From the north end of Huerquehue National Park, we hitched to the tiny town of Reigolil, Chile- although not too small to not have public wifi! Shelley and Sarah were able to briefly check e-mail via their kindles (mine broke) and find out Whitney Houston had died, which led to our repeat renditions of "I Will Always Love You" and "Queen of the Night" the rest of the leg.
Since the new year, we've been mostly hiking through the well-trailed and also well-traveled "Lakes District" of Chile and Argentina marked with several beautiful National Parks. As we left Reigolil, we found ourselves back on the road less traveled and couldn't help but feel more at home. Our route unfolded in front of us, each day a new adventure formed by chatting with locals and by sketching trails, dirt roads and landmarks onto our basic, undetailed map. The tiny towns and posts we came across on the rest of this leg do not show up on maps (not even google maps!).
Walking out of town and along the Chile/ Argentina border, we came upon a Carabineros station (ranger/sheriff/border patrol of Chile) where we were invited to camp for the night despite the sign indicating otherwise out front. We joined the five hospitable Carabineros while we cooked our late dinner of Mexican-flavored rice (for the second time this trip, Sarah had to excuse herself to puke from eating rice too fast - it causes a severe esophageal spasm) and they shared several glasses of wine and pisco sour with us- alternating cheers or "salud" to Valentine's Day and Whitney Houston. In the morning, we woke up to a breakfast of eggs, warm homemade bread, tea, and coffee - we didn't hit the trail until 1pm and not without a hefty roll of homemade bread for the road.

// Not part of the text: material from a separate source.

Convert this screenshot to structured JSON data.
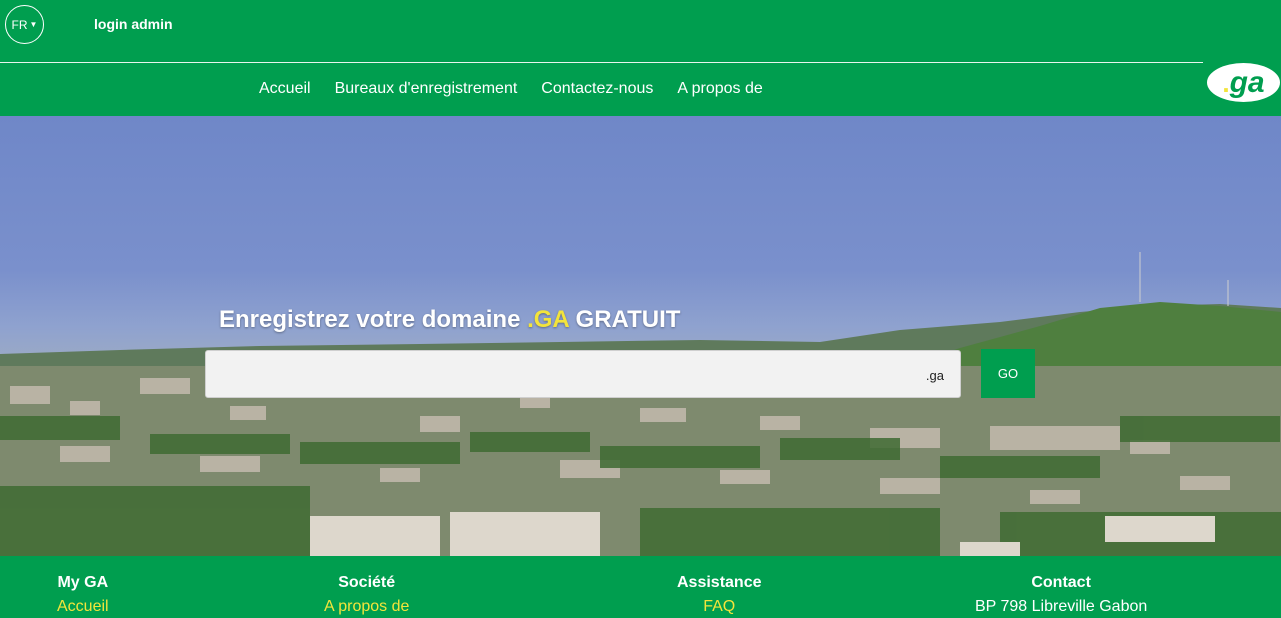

After a long day of hiking, we came to a fork in what had turned from a trail and split into two roads - not knowing which road would eventually lead us in the correct direction or dead-end, we found a nearby house and asked directions. The caretaker ended up inviting us into the property- a New Zealander's vacation home- and insisted we stay the night in actual beds with down comforters. Sarah woke up early the following morning (Shelley and I stayed in bed nursing colds) to join the caretaker in milking the cows and cheese-making. We all joined up for a late breakfast of fresh cows milk, made-last-week cheese, hot-off-the-griddle torta frita (like an unsugared donut shaped in a square), preserves, hot tea, and of course mate (a traditional tea drink).
We continued on the unimproved dirt road occupied by several large mountain properties of wealthy foreigners. As we lowered into the "town" of Caren, we were unexpectedly delayed by one hour- picking ripe BLACKBERRIES.
With happy bellies and stained fingers, we lowered into the picturesque Flor del Valle (Flower of the Valley). The valley we merely stumbled upon begins with an approximately 200ft free-falling waterfall dropping into the river that calmly meanders through this fertile valley boasting healthy herds of sheep and cows, more blackberries, and fruit-bearing orchards. That day the sun pierced through the sky's multiple shades of blues and grays to set aglow the tall grasses swaying in the breeze. We played tag with a gigantic hawk coasting from fence post to fence post as we walked along the valley's single pewter gray road (volcanic soil). We walked silently deep in thought and happiness for the gifts this day and this journey had bestowed upon us.